A Pool of Remembrance:

On the side of the Korean War Memorial D.C., the circle that is being intersected by a triangle is actually a pool. In the south of the Korean Memorial vicinity, multiple bushes of the Rose of Sharon hibiscus plant are present, which is South Korea’s national flower.

It is situated at the front of the formation of troops, a reflecting pool which represents calmness and serenity. Along the side of the pool are inscriptions listing the numbers killed, wounded, missing in action and held as prisoners of war for both the United Nations and the United States. At the wedge formation the following is inscribed:


“Our nation honors her sons and daughters who answered the call to defend a country they never knew and a people they never met.”

A further granite wall contains the message “Freedom Is Not Free”.

United Nations Wall:

The visitors miss a low-lying wall on the left side of the path, as everyone’s eyes are naturally pulled to the group of statues. The wall lists in alphabetical order the names of 22 United Nations Member States, including U.S.A. that contributed to the allied offensive, including troops, medical supplies, material, etc.

It was known at the time as the Korean conflict, it was the first military action for the relatively new organization and a test of its resolve. 

It is to be noted that there is no official treaty ending the war, the U.S. did not declare war on North Korea, which is the reason why since 1953, an uneasy truce has been in effect. 
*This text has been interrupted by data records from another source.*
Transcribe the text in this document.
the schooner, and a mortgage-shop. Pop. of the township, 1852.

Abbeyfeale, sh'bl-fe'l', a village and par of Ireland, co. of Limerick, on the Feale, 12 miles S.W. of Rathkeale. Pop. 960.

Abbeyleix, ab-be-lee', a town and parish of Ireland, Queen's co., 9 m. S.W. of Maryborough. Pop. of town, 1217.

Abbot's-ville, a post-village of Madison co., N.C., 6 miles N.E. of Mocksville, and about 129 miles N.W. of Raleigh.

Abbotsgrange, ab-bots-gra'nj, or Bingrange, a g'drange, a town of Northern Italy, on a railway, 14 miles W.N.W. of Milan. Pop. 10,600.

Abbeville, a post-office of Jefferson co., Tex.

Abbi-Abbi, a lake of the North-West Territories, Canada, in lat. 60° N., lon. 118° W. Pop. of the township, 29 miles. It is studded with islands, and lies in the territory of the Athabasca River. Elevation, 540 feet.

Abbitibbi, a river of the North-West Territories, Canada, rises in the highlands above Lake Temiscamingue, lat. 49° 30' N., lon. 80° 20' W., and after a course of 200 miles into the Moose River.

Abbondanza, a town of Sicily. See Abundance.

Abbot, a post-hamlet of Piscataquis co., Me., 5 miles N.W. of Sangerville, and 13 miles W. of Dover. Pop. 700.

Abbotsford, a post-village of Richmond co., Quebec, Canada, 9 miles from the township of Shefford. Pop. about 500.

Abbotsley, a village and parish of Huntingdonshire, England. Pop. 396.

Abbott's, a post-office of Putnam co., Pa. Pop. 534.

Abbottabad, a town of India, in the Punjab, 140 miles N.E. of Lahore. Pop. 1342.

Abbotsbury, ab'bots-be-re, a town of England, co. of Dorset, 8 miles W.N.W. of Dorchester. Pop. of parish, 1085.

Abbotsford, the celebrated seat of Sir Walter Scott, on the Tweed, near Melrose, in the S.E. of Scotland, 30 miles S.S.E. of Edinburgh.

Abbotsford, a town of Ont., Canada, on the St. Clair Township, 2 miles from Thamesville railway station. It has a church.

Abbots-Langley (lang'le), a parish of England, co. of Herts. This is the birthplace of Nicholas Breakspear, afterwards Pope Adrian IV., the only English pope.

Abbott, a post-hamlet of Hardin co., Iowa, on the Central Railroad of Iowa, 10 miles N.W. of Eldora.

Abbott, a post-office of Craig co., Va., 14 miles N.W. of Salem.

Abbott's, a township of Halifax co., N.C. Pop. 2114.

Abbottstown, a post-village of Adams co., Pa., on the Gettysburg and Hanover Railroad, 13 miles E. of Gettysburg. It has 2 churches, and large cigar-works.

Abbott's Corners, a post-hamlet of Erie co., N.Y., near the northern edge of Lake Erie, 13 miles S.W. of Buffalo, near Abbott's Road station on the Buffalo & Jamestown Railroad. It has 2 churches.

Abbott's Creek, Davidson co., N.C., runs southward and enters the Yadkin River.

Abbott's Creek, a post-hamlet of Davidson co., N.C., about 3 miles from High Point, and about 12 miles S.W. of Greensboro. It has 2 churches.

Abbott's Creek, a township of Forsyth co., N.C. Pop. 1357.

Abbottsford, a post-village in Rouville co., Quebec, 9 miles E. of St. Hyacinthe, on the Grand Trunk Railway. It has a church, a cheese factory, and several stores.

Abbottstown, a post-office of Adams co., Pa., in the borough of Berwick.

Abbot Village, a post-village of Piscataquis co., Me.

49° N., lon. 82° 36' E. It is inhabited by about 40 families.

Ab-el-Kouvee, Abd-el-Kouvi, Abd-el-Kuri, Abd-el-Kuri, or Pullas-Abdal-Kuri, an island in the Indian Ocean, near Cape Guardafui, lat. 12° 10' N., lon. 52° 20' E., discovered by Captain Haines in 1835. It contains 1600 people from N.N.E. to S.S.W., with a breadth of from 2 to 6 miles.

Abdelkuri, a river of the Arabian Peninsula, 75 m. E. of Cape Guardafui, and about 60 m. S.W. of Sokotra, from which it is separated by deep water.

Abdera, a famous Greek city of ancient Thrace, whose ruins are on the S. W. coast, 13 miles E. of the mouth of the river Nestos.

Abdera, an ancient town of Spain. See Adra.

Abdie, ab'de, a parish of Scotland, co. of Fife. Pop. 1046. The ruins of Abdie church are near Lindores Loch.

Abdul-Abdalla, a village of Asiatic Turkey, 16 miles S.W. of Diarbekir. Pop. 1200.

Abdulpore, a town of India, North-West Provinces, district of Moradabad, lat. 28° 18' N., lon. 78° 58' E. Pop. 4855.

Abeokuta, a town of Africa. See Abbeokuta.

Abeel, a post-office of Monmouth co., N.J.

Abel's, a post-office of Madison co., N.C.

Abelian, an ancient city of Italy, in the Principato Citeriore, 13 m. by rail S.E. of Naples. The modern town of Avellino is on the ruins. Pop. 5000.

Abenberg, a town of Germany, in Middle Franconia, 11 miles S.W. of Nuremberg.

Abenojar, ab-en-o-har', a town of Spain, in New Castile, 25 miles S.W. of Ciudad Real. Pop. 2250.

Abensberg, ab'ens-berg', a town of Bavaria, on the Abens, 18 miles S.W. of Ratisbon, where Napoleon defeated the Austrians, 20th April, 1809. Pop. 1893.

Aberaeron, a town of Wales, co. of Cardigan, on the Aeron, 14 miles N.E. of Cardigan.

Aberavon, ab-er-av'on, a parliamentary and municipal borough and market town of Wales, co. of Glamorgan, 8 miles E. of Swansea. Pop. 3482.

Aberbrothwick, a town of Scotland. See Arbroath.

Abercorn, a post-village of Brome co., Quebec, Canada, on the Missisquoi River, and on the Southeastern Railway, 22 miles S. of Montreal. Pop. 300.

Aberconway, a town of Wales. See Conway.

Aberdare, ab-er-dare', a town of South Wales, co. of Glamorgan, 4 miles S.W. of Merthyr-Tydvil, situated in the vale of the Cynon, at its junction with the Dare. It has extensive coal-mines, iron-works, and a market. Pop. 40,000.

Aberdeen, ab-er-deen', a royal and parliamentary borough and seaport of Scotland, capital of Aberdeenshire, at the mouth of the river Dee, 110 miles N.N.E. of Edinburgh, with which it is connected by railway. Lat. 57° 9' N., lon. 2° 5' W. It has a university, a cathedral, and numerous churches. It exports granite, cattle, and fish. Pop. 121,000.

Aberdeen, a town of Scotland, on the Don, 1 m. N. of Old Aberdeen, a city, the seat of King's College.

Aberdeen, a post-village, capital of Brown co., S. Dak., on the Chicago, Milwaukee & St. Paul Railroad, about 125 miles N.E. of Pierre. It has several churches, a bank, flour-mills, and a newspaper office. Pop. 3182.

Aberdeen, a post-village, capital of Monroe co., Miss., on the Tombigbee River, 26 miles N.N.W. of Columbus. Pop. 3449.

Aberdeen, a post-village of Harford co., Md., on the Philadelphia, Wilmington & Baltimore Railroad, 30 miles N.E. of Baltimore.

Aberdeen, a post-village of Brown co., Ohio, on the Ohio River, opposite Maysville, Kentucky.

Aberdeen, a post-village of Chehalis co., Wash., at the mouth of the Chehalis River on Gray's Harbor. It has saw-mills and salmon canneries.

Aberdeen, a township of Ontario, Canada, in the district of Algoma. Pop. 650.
Illustration of the Korean Memorial:

Korean Memorial Services gives a tribute to majorly of the troops who were stationed in the Korean battlefields. There is a developed fund that takes care of the Korean War Memorial. The memorial is a perfect illustration for tourists and visitors about the destruction and the aftermath of a war. It contains figures of the death tolls, statues as well as wall engravings that are heartwarming and heart wrenching. The memorial supports complete peace.